FIG. 2A illustrates one possible design for a structured silicon anode that is assembled into a lithium-ion battery with a planar cathode in a discharged state, as has been proposed in the literature. For example, reference to Green et al., “Structured Silicon Anodes for Lithium Battery Applications,” Electrochemical and Solid State Letters, 6, 2003 A75-A79, may help to illustrate the state of the art in structured silicon anodes, and is therefore incorporated by reference as non-essential subject matter herein. Referring to FIG. 2A, a cathode sheet including a cathode current collector 20 along with a cathode active porous material 21 is assembled on top of a separator material 22. This dual-layered material is then attached to a structured silicon anode material 23, which is in the form of pillars that are connected to an anode current collector 24. During charging, lithium ion transport occurs from the cathode active material 21 through the separator material 22 into the anode material 23. Since the anode material 23 in this case is made out of silicon, the charging process expands it. As can be seen in FIG. 2B, top portions of the anode material 23, which are geometrically closer to the cathode active material 21 than bottom portions of the anode material 23, experience larger amounts of expansion. This non-uniform expansion can cause a non-uniform current density and, thereby, a non-uniform capacity utilization. This is pictorially shown in FIG. 2B, where the top portions of the anode material 23 are in an expanded state due to preferential alloying. In certain cases, the top portions can close off before the bottom portions can be lithiated.

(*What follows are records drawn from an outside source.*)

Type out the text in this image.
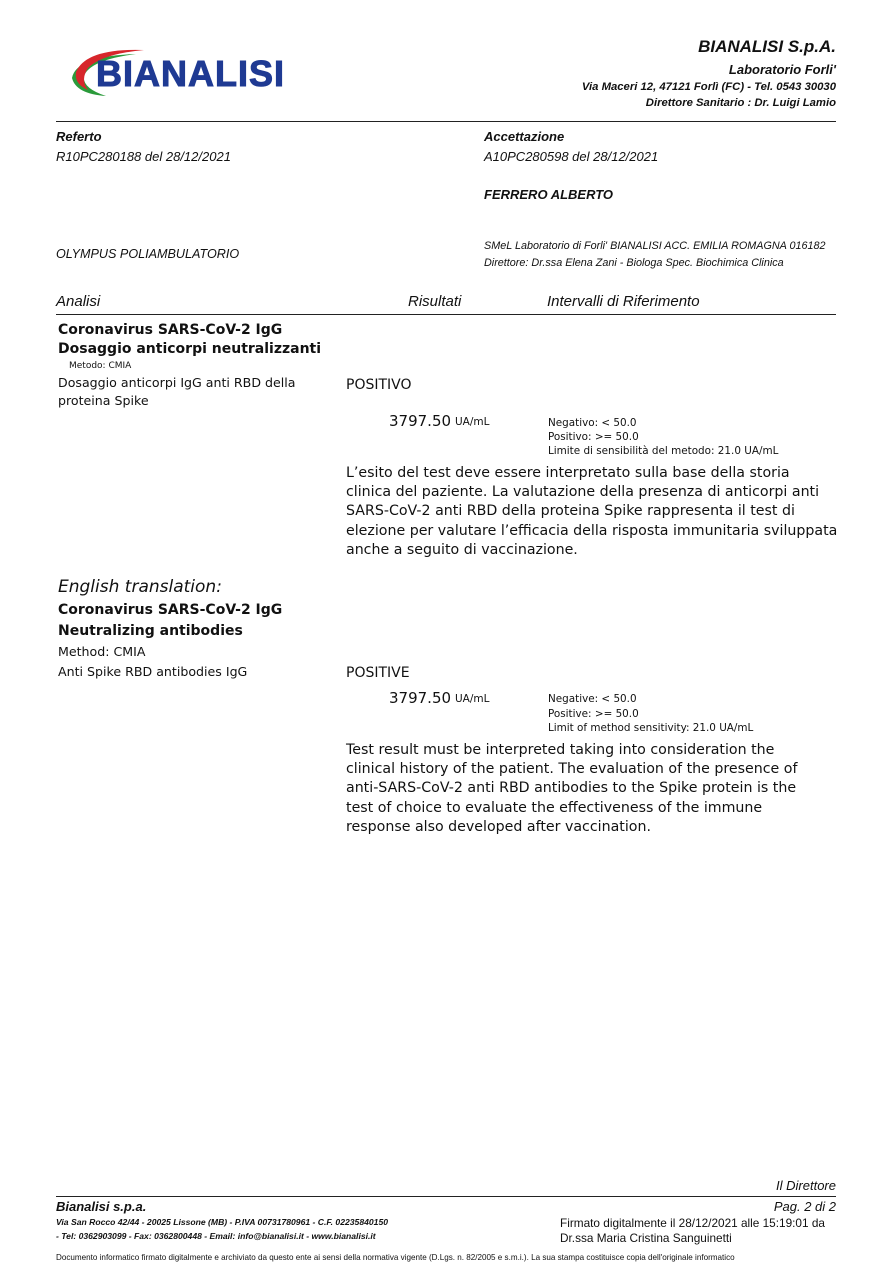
BIANALISI
BIANALISI S.p.A.
Laboratorio Forli'
Via Maceri 12, 47121 Forlì (FC) - Tel. 0543 30030
Direttore Sanitario : Dr. Luigi Lamio
Referto
R10PC280188 del 28/12/2021
Accettazione
A10PC280598 del 28/12/2021
FERRERO ALBERTO
OLYMPUS POLIAMBULATORIO
SMeL Laboratorio di Forli' BIANALISI ACC. EMILIA ROMAGNA 016182
Direttore: Dr.ssa Elena Zani - Biologa Spec. Biochimica Clinica
Analisi	Risultati	Intervalli di Riferimento
Coronavirus SARS-CoV-2 IgG
Dosaggio anticorpi neutralizzanti
Metodo: CMIA
Dosaggio anticorpi IgG anti RBD della
proteina Spike
POSITIVO
3797.50 UA/mL	Negativo: < 50.0
Positivo: >= 50.0
Limite di sensibilità del metodo: 21.0 UA/mL
L’esito del test deve essere interpretato sulla base della storia clinica del paziente. La valutazione della presenza di anticorpi anti SARS-CoV-2 anti RBD della proteina Spike rappresenta il test di elezione per valutare l’efficacia della risposta immunitaria sviluppata anche a seguito di vaccinazione.
English translation:
Coronavirus SARS-CoV-2 IgG
Neutralizing antibodies
Method: CMIA
Anti Spike RBD antibodies IgG	POSITIVE
3797.50 UA/mL	Negative: < 50.0
Positive: >= 50.0
Limit of method sensitivity: 21.0 UA/mL
Test result must be interpreted taking into consideration the clinical history of the patient. The evaluation of the presence of anti-SARS-CoV-2 anti RBD antibodies to the Spike protein is the test of choice to evaluate the effectiveness of the immune response also developed after vaccination.
Il Direttore
Bianalisi s.p.a.	Pag. 2 di 2
Via San Rocco 42/44 - 20025 Lissone (MB) - P.IVA 00731780961 - C.F. 02235840150
- Tel: 0362903099 - Fax: 0362800448 - Email: info@bianalisi.it - www.bianalisi.it
Firmato digitalmente il 28/12/2021 alle 15:19:01 da
Dr.ssa Maria Cristina Sanguinetti
Documento informatico firmato digitalmente e archiviato da questo ente ai sensi della normativa vigente (D.Lgs. n. 82/2005 e s.m.i.). La sua stampa costituisce copia dell'originale informatico
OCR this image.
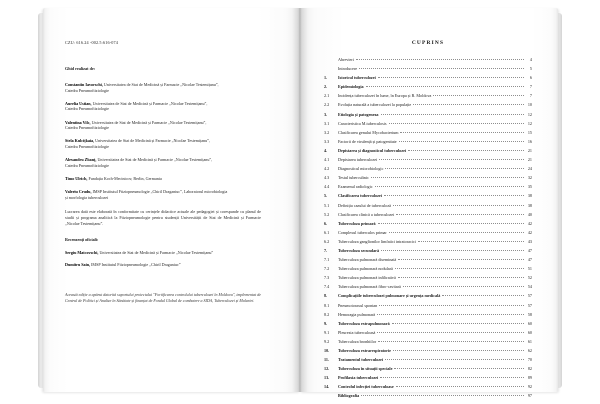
CZU: 616.24 -002.5:616-074
Ghid realizat de:
Constantin Iavorschi, Universitatea de Stat de Medicină și Farmacie „Nicolae Testemițanu”,
Catedra Pneumoftiziologie
Aurelia Ustian, Universitatea de Stat de Medicină și Farmacie „Nicolae Testemițanu”,
Catedra Pneumoftiziologie
Valentina Vilc, Universitatea de Stat de Medicină și Farmacie „Nicolae Testemițanu”,
Catedra Pneumoftiziologie
Stela Kulcițkaia, Universitatea de Stat de Medicină și Farmacie „Nicolae Testemițanu”,
Catedra Pneumoftiziologie
Alexandru Zbanț, Universitatea de Stat de Medicină și Farmacie „Nicolae Testemițanu”,
Catedra Pneumoftiziologie
Timo Ulrich, Fundația Koch-Mecinicov, Berlin, Germania
Valeriu Crudu, IMSP Institutul Ftiziopneumologie „Chiril Draganiuc”, Laboratorul microbiologia
și morfologia tuberculozei
Lucrarea dată este elaborată în conformitate cu cerințele didactice actuale ale pedagogiei și corespunde cu planul de studii și programa analitică la Ftiziopneumologie pentru studenții Universității de Stat de Medicină și Farmacie „Nicolae Testemițanu”.
Recenzenți oficiali:
Sergiu Matcovschi, Universitatea de Stat de Medicină și Farmacie „Nicolae Testemițanu”
Dumitru Sain, IMSP Institutul Ftiziopneumologie „Chiril Draganiuc”
Această ediție a apărut datorită suportului proiectului "Fortificarea controlului tuberculozei în Moldova", implementat de Centrul de Politici și Analize în Sănătate și finanțat de Fondul Global de combatere a SIDA, Tuberculozei și Malariei.
CUPRINS
Abrevieri	4
Introducere	5
1.	Istoricul tuberculozei	6
2.	Epidemiologia	7
2.1	Incidența tuberculozei în lume, în Europa și R. Moldova	7
2.2	Evoluția naturală a tuberculozei la populație	10
3.	Etiologia și patogeneza	12
3.1	Caracteristica M.tuberculosis	12
3.2	Clasificarea genului Mycobacterium	15
3.3	Factorii de virulență și patogenitate	16
4.	Depistarea și diagnosticul tuberculozei	21
4.1	Depistarea tuberculozei	21
4.2	Diagnosticul microbiologic	24
4.3	Testul tuberculinic	32
4.4	Examenul radiologic	35
5.	Clasificarea tuberculozei	38
5.1	Definiția cazului de tuberculoză	38
5.2	Clasificarea clinică a tuberculozei	40
6.	Tuberculoza primară	42
6.1	Complexul tuberculos primar	42
6.2	Tuberculoza ganglionilor limfatici intratoracici	43
7.	Tuberculoza secundară	47
7.1	Tuberculoza pulmonară diseminată	47
7.2	Tuberculoza pulmonară nodulară	51
7.3	Tuberculoza pulmonară infiltrativă	52
7.4	Tuberculoza pulmonară fibro-cavitară	54
8.	Complicațiile tuberculozei pulmonare și urgența medicală	57
8.1	Pneumotoraxul spontan	57
8.2	Hemoragia pulmonară	58
9.	Tuberculoza extrapulmonară	60
9.1	Pleurezia tuberculoasă	60
9.2	Tuberculoza bronhiilor	61
10.	Tuberculoza extrarespiratorie	62
11.	Tratamentul tuberculozei	70
12.	Tuberculoza în situații speciale	82
13.	Profilaxia tuberculozei	89
14.	Controlul infecției tuberculoase	92
Bibliografia	97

The following references may also help to illustrate the state of the art, and are therefore incorporated by reference as non-essential subject matter herein: Shin et al., “Porous Silicon Negative Electrodes For Rechargeable Lithium Batteries,” Journal of Power Sources, 139 (2005) 314-320; Long et. al., “Three-Dimensional Battery Architectures,” Chemical Reviews, (2004), 104, 4463-4492; Broussely and Archdale, “Li-ion batteries and portable power source prospects for the next 5-10 years,” Journal of Power Sources, 136, (2004), 386-394; Canadian Patent CA 02388711 by Ikeda et al.; Chang Liu, FOUNDATIONS OF MEMS, Chapter 10, pages 1-55 (2006); V. Lehmann, “The Physics of Macropore Formation in Low Doped n-Type Silicon,” J. Electrochem. Soc. 140 (1993), 10, 2836-2843; Vyatkin et al., “Random and Ordered Macropore Formation in p-Type Silicon,” J. Electrochem. Soc. 149, 1, G70-G76 (2002); van den Meerakker et al., “Etching of Deep Macropores in 6 in. Si Wafers,” J. Electrochem. Soc. 147, 7, 2757-2761 (2000); Kanamura et. al., “Electrophoretic Fabrication of LiCoO2 Positive Electrodes for Rechargeable Lithium Batteries,” Journal of Power Sources, 97-98 (2001) 294-297; Caballero et al., “LiNi0.5Mn1.5O4 thick-film electrodes prepared by electrophoretic deposition for use in high voltage lithium-ion batteries,” Journal of Power Sources, 156 (2006) 583-590; Wang and Cao, “Li+-intercalation Electrochemical/Electrochromic Properties Of Vanadium Pentoxide Films By Sol Electrophoretic Deposition,” Electrochimica Acta, 51, (2006), 4865-4872; Nishizawa et al., “Template Synthesis of Polypyrrole-Coated Spinel LiMn2O4 Nanotubules and Their Properties as Cathode Active Materials for Lithium Batteries,” Journal of the Electrochemical Society, 1923-1927, (1997); and Shembel et. al., “Thin Layer Electrolytic Molybdenum Oxysulfides For Lithium Secondary Batteries With Liquid And Polymer Electrolytes,” 5th Advanced Batteries and Accumulators, ABA-2004, Lithium Polymer Electrolytes.
It would be desirable to make three-dimensional electrochemical energy devices that may provide higher energy and power density, while reducing capacity loss due to expansion and contraction of alloy anodes and the resulting disintegration (also known as attrition) of anode material.